ボードゲーム「ブルサ」で株式売買を体験 ニュースに一喜一憂、株価変動を体験 北浜・大阪取引所

 春休みに親子で〝お金のしくみ〟を学ぶ催し「グローバル・マネー・ウィーク春休み 親子経済教室 in北浜」が3月26日午前10時半から、大阪市中央区北浜の大阪取引所で開かれた。主催は日本取引所グループ、大阪取引所、大阪府、大阪市、こども本の森 中之島。会場には親子約70人が参加し、金融や経済への理解を深めた。

株式会社の仕組みなどを学ぶ座学に耳を傾ける親子=3月26日、大阪市中央区・大阪取引所

 講座は、株式の基礎を学ぶ座学と、株式売買を体験するボードゲームの2部構成で実施。中でも、実際の市場の動きを模したボードゲーム「ブルサ」は、ニュースに応じて株価が変動する仕組みを取り入れ、実際の株式市場に近い形で売買を体験できる内容となっており、子どもたちの関心を集めた。

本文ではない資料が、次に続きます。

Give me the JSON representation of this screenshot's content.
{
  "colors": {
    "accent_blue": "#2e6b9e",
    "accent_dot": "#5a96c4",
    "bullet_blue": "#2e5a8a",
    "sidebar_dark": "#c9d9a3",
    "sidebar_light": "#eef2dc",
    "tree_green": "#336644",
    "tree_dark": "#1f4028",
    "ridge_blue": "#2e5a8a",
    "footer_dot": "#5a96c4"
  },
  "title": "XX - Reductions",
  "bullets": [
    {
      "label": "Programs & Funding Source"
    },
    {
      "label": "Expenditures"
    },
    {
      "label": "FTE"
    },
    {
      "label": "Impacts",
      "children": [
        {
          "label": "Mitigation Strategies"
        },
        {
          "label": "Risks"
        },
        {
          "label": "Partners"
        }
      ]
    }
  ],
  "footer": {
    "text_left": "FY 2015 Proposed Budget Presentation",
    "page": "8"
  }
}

ボードゲーム「ブルサ」で株式売買を体験する子どもたち=3月26日、大阪市中央区・大阪取引所

 ゲームでは、参加者は2万円の仮想資金を元手に、5回のニュースを手掛かりに株式を売買。自動車、スーパー、衣料の3銘柄を対象に、〝新商品がヒット〟〝暖冬で冬物不振〟などのニュースに応じて株価が変動する仕組みで、現実の経済と同様に判断を重ねながら資産の増減を競った。

 例えば、新型電気自動車が好調とのニュースでは自動車株が上昇。一方、暖冬の予測では衣料品株が大きく下落するなど、参加者はニュースと株価の関係を実感した。
 最後に、訪日外国人の増加というニュースが示されると、観光客の買い物需要の高まりからスーパーや衣料の株価が上昇。こうした一連の動きを通じ、参加者はニュースと企業業績、株価の関係を体感的に学んだ。

ニュースを基に売買の判断を重ねる親子ら=3月26日、大阪市中央区・大阪取引所

 会場では、少しずつ慎重に投資する子どもや、一度に大きく資金を投じる子どもなど、さまざまな戦略が見られた。手元で現金や株券の増減を確認しながら進める形式により、利益や損失の実感が伴う点が特徴で、主催者は「体験を通じてお金の重みや判断の大切さを学んでほしい」としている。

 最終的に、現金と株式の合計額で順位が決まり、上位入賞者には記念品が贈られた。優勝した東大阪市の棚田浩輝さん(新中学1年)は「ニュースを見て考えるのが面白かった。どの会社が伸びるか想像するのが楽しい」と笑顔を見せた。実際にイベント前に株式を購入し、値上がりしたタイミングで売却した経験もあるという。
 母親のこずえさん(45)は「少子化など将来への不安もあり、働きながら投資で資産を増やすことの大切さを感じている。こうした学びの機会には積極的に参加させたい」と話した。

ボードゲーム大会で優勝し、賞状を手に笑顔を見せる棚田浩輝さん=3月26日、大阪市中央区・大阪取引所

 司会を務めた大阪取引所の矢田初代氏は「子どもたちが主体的に考え、積極的に売買していたのが印象的だった。ボードゲームを通じて、お金の増減や経済の動きを実感できる」と振り返り、体験型の金融教育の意義を強調した。

「楽しみながら学んでほしい」と話す大阪取引所の矢田初代氏=3月26日、大阪市中央区・大阪取引所

 主催者側は今後も同様の教室を継続し、子どもたちの金融リテラシー(お金に関する知識や判断力)の向上につなげたいとしている。